Tipos de arquitetura

As arquiteturas de blockchain podem ser categorizadas quanto à abertura de validação de transação (validar/confirmar) e a abertura de participação (leitura/gravação) nas transações (European Commission, 2019). A arquitetura de governança correta é fundamental para fornecer a liberdade e o poder que os usuários exigem:

  • Sem permissão (permissionless): qualquer pessoa com o hardware certo pode validar ou confirmar transações.
  • Permissionada (permissioned): apenas alguns nós selecionados podem validar ou confirmar transações.
  • Público: qualquer pessoa pode participar das transações usando o protocolo.
  • Privado: apenas os participantes selecionados podem participar das transações usando o protocolo.

**Tabela 1 – Arquétipos de blockchain**

Os pontos pretos são os nós de validação, ou seja, eles são capazes de validar as transações na rede e participar do mecanismo de consenso. Os pontos brancos representam os participantes da rede no sentido de que são capazes de realizar transações, mas não podem participar da validação ou dos mecanismos de consenso. O anel indica que apenas os nós dentro do anel podem ver o histórico de transações. As visualizações sem anel significam que qualquer pessoa com ligação à Internet pode ver o histórico de transações da blockchain (European Commission, 2019).

Entre as blockchains permissionadas e em produção, aquela que chamou a atenção de todos foi a Facebook Libra. Libra afirma fornecer moeda digital, mas seu whitepaper mostra a intenção de fornecer um serviço de banco digital. A rede não está aberta a nenhum voluntário que deseje co-participar e ajudar a proteger os blocos. Para se associar, a empresa deve comprar direitos de voto, sendo que USD 10 000 000 dão direito a um voto (Facebook, 2019).

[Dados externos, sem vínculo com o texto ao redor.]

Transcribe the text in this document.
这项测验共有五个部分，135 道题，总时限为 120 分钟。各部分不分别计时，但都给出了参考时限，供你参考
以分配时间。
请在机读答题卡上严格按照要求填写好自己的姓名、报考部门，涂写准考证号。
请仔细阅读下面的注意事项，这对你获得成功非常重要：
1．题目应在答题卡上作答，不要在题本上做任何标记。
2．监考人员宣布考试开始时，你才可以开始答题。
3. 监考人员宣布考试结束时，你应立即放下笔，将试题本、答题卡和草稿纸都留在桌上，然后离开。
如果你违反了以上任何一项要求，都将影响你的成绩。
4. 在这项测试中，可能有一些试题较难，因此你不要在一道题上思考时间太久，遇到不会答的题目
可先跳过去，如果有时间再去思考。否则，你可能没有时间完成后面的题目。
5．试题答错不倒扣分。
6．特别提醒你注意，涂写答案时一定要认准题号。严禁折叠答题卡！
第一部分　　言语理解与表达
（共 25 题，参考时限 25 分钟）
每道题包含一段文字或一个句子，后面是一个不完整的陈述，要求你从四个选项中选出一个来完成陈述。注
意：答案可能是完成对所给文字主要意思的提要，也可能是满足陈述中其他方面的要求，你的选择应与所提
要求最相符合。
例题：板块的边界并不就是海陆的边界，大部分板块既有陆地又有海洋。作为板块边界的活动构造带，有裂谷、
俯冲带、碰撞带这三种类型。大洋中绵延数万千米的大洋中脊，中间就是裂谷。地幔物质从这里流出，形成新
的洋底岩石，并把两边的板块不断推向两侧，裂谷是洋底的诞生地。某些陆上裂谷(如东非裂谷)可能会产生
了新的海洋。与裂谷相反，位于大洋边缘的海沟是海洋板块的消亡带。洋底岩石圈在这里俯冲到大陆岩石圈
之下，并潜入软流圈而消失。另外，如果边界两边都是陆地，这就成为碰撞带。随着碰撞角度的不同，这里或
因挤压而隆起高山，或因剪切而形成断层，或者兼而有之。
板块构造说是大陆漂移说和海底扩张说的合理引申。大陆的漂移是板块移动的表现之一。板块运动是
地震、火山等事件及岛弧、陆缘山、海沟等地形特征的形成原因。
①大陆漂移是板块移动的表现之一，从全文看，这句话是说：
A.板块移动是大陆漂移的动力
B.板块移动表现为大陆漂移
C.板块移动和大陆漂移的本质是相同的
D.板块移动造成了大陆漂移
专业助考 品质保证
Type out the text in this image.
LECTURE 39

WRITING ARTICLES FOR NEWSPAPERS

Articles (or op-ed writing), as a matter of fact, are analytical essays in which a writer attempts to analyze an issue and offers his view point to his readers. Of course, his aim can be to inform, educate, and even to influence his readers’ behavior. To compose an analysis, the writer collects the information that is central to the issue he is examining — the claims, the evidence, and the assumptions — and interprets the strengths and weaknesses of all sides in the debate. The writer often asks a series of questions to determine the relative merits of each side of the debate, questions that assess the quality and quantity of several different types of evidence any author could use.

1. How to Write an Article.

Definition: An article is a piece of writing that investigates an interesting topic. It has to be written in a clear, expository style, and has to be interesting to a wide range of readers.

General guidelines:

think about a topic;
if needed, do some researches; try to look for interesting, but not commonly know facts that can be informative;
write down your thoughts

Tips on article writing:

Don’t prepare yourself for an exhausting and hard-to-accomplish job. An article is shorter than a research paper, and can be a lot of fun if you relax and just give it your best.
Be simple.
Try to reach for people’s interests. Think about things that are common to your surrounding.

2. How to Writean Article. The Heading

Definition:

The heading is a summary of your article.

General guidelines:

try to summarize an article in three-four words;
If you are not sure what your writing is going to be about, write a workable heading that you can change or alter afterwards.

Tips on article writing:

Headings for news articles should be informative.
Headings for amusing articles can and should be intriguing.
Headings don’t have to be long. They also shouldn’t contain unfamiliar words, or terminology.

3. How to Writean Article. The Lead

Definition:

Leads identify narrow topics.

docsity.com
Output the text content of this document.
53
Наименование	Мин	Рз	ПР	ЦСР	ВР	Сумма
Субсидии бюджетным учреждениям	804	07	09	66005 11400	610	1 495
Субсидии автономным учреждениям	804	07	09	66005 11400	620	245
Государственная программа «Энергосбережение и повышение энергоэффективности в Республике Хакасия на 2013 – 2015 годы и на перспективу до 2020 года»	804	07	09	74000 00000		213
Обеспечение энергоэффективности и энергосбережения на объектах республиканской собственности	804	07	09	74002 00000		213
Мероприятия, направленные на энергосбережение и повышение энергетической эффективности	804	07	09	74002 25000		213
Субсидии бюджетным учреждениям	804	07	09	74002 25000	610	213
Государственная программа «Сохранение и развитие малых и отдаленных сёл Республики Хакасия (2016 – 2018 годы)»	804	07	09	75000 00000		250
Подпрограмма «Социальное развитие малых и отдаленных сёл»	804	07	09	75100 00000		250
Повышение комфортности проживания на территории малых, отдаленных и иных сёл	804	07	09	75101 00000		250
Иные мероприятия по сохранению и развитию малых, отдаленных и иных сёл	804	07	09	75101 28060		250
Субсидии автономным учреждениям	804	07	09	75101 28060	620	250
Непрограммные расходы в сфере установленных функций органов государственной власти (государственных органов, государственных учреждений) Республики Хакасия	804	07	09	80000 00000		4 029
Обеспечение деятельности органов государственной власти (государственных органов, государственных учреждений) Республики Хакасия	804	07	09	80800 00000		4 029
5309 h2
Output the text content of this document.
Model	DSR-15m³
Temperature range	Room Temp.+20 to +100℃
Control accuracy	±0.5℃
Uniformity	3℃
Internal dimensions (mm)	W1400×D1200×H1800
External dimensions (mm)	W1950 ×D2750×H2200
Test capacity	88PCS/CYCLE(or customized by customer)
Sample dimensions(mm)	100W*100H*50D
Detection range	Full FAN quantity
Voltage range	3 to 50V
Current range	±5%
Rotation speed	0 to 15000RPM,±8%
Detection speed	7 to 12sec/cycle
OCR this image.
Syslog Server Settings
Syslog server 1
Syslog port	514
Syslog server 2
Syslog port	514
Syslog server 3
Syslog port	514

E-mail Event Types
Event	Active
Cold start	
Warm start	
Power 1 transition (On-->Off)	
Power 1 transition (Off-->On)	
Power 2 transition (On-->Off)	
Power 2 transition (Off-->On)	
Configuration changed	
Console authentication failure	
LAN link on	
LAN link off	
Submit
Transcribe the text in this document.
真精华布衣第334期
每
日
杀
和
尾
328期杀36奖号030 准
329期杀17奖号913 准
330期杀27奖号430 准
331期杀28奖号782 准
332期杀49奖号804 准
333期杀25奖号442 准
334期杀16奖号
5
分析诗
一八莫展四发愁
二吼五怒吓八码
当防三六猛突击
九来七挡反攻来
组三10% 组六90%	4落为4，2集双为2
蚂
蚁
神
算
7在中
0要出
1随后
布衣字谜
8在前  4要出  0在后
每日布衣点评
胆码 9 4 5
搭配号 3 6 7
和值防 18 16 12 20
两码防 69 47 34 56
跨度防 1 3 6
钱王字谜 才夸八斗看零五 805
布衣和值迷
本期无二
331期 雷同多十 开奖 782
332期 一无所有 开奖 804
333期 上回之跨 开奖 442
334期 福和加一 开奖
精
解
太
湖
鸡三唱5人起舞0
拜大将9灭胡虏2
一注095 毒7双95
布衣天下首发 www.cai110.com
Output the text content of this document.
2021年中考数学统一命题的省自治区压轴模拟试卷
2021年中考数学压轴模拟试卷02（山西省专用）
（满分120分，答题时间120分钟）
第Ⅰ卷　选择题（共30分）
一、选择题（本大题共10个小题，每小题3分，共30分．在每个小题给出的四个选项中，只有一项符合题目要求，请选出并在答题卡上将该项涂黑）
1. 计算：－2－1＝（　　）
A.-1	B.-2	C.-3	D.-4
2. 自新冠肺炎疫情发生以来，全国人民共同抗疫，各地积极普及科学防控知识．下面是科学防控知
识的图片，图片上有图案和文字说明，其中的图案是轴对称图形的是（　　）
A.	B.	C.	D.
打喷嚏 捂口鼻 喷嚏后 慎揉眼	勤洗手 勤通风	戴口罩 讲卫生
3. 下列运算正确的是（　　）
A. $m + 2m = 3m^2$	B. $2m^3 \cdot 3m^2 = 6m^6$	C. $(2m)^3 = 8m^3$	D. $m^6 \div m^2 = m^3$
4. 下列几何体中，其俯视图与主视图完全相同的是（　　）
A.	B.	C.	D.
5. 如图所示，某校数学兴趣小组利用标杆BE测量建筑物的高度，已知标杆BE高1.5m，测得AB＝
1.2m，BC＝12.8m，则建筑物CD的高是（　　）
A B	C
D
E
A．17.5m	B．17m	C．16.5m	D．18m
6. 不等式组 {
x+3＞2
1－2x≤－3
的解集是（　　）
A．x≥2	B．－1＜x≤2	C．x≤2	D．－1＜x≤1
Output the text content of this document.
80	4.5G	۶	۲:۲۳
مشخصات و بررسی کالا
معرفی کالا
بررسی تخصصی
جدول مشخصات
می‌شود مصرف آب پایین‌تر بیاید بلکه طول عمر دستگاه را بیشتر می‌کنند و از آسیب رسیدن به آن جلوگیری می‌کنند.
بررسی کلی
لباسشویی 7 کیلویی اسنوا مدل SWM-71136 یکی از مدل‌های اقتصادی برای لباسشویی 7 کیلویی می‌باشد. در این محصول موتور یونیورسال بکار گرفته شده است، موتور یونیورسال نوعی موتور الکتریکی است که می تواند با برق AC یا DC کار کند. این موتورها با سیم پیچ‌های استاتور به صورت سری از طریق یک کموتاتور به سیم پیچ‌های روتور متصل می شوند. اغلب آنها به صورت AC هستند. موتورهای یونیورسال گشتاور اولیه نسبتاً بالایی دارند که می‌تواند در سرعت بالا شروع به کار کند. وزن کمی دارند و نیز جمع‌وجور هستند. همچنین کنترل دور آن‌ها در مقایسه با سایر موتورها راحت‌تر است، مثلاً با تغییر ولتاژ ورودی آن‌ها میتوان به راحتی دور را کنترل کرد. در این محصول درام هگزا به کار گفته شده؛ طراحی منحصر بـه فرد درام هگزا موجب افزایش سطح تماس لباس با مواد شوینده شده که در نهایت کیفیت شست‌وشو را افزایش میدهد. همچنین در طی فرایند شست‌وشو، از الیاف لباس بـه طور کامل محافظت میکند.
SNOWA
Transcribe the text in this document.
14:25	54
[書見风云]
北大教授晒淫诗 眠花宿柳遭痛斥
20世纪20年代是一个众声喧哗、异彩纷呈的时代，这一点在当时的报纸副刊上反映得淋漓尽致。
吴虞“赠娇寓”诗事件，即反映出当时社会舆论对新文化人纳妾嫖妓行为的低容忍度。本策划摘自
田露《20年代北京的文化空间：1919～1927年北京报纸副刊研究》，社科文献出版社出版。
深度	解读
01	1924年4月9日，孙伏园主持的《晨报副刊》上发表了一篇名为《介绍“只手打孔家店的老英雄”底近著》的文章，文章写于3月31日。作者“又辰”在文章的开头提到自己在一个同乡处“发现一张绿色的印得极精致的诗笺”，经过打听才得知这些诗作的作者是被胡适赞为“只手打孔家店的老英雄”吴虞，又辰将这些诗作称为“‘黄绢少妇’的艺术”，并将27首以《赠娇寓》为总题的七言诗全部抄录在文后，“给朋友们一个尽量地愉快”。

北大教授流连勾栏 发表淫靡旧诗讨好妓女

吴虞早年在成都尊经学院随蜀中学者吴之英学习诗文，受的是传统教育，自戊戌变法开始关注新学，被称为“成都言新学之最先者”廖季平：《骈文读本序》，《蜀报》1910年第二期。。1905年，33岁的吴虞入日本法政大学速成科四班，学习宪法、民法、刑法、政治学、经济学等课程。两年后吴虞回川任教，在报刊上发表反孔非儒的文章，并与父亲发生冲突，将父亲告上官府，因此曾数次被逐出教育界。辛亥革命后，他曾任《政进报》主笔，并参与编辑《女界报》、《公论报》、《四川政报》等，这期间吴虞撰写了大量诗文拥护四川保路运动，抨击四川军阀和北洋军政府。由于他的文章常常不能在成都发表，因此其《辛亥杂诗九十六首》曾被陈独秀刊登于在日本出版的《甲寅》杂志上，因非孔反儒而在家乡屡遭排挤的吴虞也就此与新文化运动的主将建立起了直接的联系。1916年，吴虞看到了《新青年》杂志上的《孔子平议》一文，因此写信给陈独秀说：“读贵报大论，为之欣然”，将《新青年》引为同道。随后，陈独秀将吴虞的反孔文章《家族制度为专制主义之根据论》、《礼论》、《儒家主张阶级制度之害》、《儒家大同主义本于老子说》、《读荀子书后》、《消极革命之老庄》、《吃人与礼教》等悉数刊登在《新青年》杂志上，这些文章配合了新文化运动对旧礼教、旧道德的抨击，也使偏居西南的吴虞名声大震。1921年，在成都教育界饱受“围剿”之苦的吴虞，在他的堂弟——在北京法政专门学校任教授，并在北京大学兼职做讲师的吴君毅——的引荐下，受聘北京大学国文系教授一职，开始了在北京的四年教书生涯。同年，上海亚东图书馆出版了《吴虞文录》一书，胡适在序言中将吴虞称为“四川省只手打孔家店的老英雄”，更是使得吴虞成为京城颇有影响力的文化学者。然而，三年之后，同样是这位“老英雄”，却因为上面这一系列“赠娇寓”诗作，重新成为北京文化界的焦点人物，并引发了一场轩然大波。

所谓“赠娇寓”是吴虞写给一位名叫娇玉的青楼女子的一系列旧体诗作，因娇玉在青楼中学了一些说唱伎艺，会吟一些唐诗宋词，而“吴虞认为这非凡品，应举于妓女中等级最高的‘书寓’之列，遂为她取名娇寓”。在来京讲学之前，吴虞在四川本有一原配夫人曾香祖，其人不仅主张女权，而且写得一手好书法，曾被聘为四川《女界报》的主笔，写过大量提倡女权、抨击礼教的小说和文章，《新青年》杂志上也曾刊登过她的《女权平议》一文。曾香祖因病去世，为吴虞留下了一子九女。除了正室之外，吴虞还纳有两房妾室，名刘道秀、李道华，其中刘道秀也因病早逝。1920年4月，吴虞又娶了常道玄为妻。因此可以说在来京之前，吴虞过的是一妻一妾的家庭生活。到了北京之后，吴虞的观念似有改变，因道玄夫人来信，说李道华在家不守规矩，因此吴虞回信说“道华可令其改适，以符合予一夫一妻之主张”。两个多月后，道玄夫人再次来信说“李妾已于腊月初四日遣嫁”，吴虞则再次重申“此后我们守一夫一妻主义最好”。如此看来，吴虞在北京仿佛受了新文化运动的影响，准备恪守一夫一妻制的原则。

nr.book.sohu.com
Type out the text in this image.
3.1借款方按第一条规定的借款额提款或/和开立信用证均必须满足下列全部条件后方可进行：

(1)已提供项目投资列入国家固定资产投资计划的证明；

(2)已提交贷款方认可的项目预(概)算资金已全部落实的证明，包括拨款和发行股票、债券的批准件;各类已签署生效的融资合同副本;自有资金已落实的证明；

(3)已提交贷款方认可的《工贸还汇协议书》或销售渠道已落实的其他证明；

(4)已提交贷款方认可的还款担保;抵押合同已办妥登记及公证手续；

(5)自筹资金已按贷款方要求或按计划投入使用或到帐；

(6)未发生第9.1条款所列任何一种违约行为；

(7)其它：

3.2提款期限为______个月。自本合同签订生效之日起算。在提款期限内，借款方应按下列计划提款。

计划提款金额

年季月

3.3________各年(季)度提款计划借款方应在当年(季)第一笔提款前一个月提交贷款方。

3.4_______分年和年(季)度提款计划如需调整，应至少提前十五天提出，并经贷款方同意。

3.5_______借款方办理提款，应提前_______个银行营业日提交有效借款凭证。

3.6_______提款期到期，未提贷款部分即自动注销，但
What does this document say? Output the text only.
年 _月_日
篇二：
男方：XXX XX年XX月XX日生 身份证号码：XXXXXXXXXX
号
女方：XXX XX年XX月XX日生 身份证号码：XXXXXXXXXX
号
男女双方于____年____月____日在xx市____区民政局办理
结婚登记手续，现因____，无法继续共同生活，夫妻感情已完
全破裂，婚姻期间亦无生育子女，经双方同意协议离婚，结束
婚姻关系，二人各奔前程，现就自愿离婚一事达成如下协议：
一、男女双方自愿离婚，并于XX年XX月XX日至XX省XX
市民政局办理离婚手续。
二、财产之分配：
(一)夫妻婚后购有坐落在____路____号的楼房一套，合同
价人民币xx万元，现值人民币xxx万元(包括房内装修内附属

A Gestão de Reserva da Libra executará a Política de Gestão de Reserva, que inclui o acompanhamento do “processo de cunhagem e queima de Libra”. À medida que a moeda fiduciária entra na economia, a reserva cresce, a associação cede Libra de acordo com isso, e a reserva é investida em ativos de baixo risco e alta liquidez. Provedores de liquidez terceirizados terão permissão para trocar Libra por ativos na reserva (Facebook, 2019). É muito próximo do que Hayek imaginou em um tempo sem a tecnologia para remover o terceiro de confiança, quando ele escreveu que chamaria as instituições livres para emitir notas simplesmente como ‘bancos’, ou ‘bancos emissores’ e “anunciaria a questão de certificados ou notas não remuneradas e a disponibilidade para abrir contas correntes à ordem, em termos de unidade” (Hayek, 1990, p. 46).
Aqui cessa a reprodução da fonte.